Saturday, November 21, 2009
Farm Bulletin: Giving Thanks
The transition from fall to winter prompts reflection, which might account for Thanksgiving's place on the calendar at the end of November. Contributor Anthony Boutard takes a moment to express appreciation for those who help get his and Carol's goods to market, as well as to take the measure of some of this year's successful crops.
This week marks the last of the weekly markets at Hillsdale Farmers' Market. Next month we assemble but fortnightly. The market starts at 10 am, and is located in the parking lot of Wilson High School.
We do want to take a moment to acknowledge market manager Eamon "Shoehorn" Molloy and the Hillsdale Farmers' Market volunteers. Sometimes you all ask us why we only come to Hillsdale. Our answer: Why mess with perfection? It is a wonderful neighborhood market, and the intimacy that results is why we want to be at the market. Shoehorn and the board have been careful to keep that neighborhood spirit alive, and we appreciate their efforts. Thank you.
The staff at Ayers Creek is regularly joined by volunteer helpers on Fridays. Especially in the winter when our staff is working Copenhaven Nursery down the road and the harvesting falls to the two us, a few extra hands make a huge difference. For the last few years, Linda Johnson helped us harvest winter vegetables. This spring, Linda, a dancer, accepted an appointment at Mills College, so we picked up a new Linda, Colwell that is, who is also a regular at Hillsdale. Linda was joined a family friend, Julia Ruby, who helped with spring planting and is now a freshman at Oberlin College. Last month, sisters Meg and Cate joined us as WOOFERs.
After hearing her mother refer to "the sisters" several times, daughter Caroline asked if we were working with a convent. Meg and Cate Critcos are familial sisters. Meg's dog, Lucy, with a fair portion of pit bull in her, has taught our portly and bandy-legged little dictator, Tito, a few well deserved lessons in manners. More recently, Fridays have been enriched by China Tresemer and Bill Bains. We appreciate the help and, most importantly, the excellent company our friends have provided.
Kale, Collards and Swiss Chard
Like Jack Kerouac (left), chard is a rootless beet. They are the same species, beets and chards, that is. We have worked hard to find a true Swiss Chard with big, white ribs. Unfortunately, this form of the vegetable has slipped into obscurity, replaced by the leaf type chards. We still prefer the type with big stems, and have found a good variety from the Italian seed house Franchi. The white stems on these chards are sweet and tender. The leaf blade is fine for soup, but is incidental to the stem. The stem makes a wonderful gratin, either alone or in combination with potatoes. Alternatively, they are cooked until tender and then added to an olive oil and anchovy-based sauce with thyme, fennel seed, capers and perhaps some garlic. The French also pickle the stems.

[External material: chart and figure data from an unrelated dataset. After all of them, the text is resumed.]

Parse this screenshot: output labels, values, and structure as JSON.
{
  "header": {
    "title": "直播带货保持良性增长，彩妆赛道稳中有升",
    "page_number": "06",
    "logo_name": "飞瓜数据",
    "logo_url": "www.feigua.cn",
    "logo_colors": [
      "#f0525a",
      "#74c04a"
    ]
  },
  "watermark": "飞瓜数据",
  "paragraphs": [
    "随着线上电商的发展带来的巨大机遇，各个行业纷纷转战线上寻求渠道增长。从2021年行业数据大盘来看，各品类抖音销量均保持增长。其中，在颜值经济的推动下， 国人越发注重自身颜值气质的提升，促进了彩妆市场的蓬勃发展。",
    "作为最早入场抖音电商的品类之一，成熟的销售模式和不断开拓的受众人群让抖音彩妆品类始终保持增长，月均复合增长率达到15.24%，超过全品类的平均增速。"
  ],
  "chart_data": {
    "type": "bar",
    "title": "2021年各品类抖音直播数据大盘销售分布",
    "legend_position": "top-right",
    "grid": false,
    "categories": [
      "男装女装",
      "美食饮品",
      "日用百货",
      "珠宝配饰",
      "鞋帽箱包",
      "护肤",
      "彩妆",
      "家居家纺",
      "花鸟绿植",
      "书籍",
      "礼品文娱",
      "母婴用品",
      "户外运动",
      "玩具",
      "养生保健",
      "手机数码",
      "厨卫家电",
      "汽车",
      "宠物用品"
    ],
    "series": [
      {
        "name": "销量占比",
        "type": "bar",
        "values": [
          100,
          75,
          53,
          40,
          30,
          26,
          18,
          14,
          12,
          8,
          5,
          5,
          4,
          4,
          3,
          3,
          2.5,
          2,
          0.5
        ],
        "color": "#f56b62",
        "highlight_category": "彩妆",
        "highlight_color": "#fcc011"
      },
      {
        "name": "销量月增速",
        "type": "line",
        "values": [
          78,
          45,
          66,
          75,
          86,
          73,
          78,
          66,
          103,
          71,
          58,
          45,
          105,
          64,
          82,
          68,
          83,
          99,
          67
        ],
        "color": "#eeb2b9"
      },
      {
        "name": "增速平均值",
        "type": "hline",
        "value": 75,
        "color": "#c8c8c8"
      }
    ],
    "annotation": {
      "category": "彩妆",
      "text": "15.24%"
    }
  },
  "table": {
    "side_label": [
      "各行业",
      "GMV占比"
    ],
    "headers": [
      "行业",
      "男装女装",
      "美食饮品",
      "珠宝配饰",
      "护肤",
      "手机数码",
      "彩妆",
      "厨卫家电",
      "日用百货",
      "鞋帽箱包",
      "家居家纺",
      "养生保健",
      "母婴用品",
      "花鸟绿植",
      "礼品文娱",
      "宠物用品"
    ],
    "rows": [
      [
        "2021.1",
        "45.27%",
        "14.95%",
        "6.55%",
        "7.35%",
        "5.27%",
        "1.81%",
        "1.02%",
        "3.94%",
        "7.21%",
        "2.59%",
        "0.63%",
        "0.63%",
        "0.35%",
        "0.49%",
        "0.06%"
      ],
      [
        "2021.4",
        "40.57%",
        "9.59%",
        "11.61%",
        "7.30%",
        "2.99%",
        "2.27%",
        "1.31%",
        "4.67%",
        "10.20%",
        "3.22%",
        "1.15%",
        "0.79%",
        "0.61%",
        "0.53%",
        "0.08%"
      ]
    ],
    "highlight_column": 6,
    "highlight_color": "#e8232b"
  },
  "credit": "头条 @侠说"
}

And don't neglect the kale. Several years ago, we sat in a presentation where a researcher was talking about the antioxidant qualities of blueberries, blackcaps and blackberries. The tables caught our attention because Chester rated highest among the blackberries. As he summarized the results, he noted that the study illustrated the impressive benefits of eating dark-pigmented berries, adding quietly, "So long as no one compared them to kale." Kale is off the charts in its antioxidant qualities, vitamins, minerals and everything else you might dream of. Of course, there is no kale commission to promote the greens and tout their manifold health benefits. Another example of what Michael Pollan coined "the silence of the yam."
This is a special white-rooted variety of incomparable flavor and fine texture (top photo). Suspend any judgement you may have made about rutabagas.
For us, this was an accidental discovery. We bought a small package of seed labeled Gilfeather Turnip and promptly forgot to plant it. At the last moment, we sprinkled it at the end of the row because, if no roots formed, the turnip greens would be good. No turnips resulted and we forgot about the it.
Late in February, we noticed some odd-looking kale with a bulbous root. We cooked up the roots and they were absolutely delicious. Suddenly it dawned on us that the turnip was actually a white rutabaga, hence the unrecognized foliage. Eager to grow more, we opened the Fedco catalogue and under the variety it was noted that the seed crop had failed. Fortunately, we had not eaten all of the roots, so we immediately worked the remains of the patch, keeping the big roots and roguing out runts.
The next step was to eliminate any cabbages, turnips or kales growing in our fields. Pollinated by native bees, the various brassicas cross freely, and we needed to keep the seed pure. Fortunately we have good isolation in this valley. We harvested about a half pound of seed. Our first foray into rutabaga seed production proved a success as the plants grew true to type. Enjoy.